I had a bit of difficulty in southern Germany because, well, let's face it, I couldn't look more German if I tried - so everywhere I went in Bavaria and Tirol, people were asking me directions and coming up to me on the street to chat.  And I speak some German, and the German I do speak is with a distinctly Bavarian accent (shout out to my kick-ass teacher Frau Spencer who taught us all Bayernische Deutsch!), so everyone in Bavaria would hear me speak a few words, think I was local, and then talk really freaking fast so I could only understand about forty percent.  Then, when I asked them to speak more slowly, they looked at me like I was nuts. 

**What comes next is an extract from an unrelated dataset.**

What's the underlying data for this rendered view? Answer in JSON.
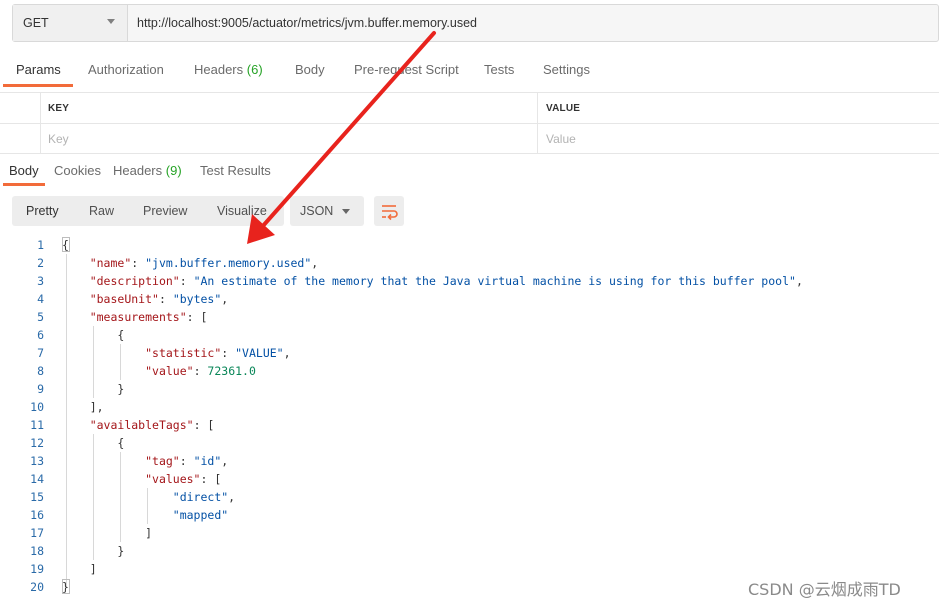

Interestingly, this was not an issue in Frankfurt - the accent was too different, I guess.  Or I looked more foreign to them?  Who knows.  Maybe they were just all drunk.  In Frankfurt not only did I see a guy biking while holding a giant beer in one hand, I also was witness to this awesomeness:


Yes, ladies and gentlemen, the Beer Bike is a bunch of drunk German guys sitting around peddling with a bartender in the middle to keep them well lubricated.  Only in Deutschland.

2 comments:

Vivant said...

Wow. The travelogue has been fantastic. Thanks for sharing!

I am still trying to take in the concept of a beer bicycle bar. It should include an accordion player.

Vivi Andrews said...

Nonsense. An accordion would be ridiculous and beer bikes are Serious Business. As evidence by the guy in front yelling, "SCHNELL!" at random intervals, like an inebriated coxswain.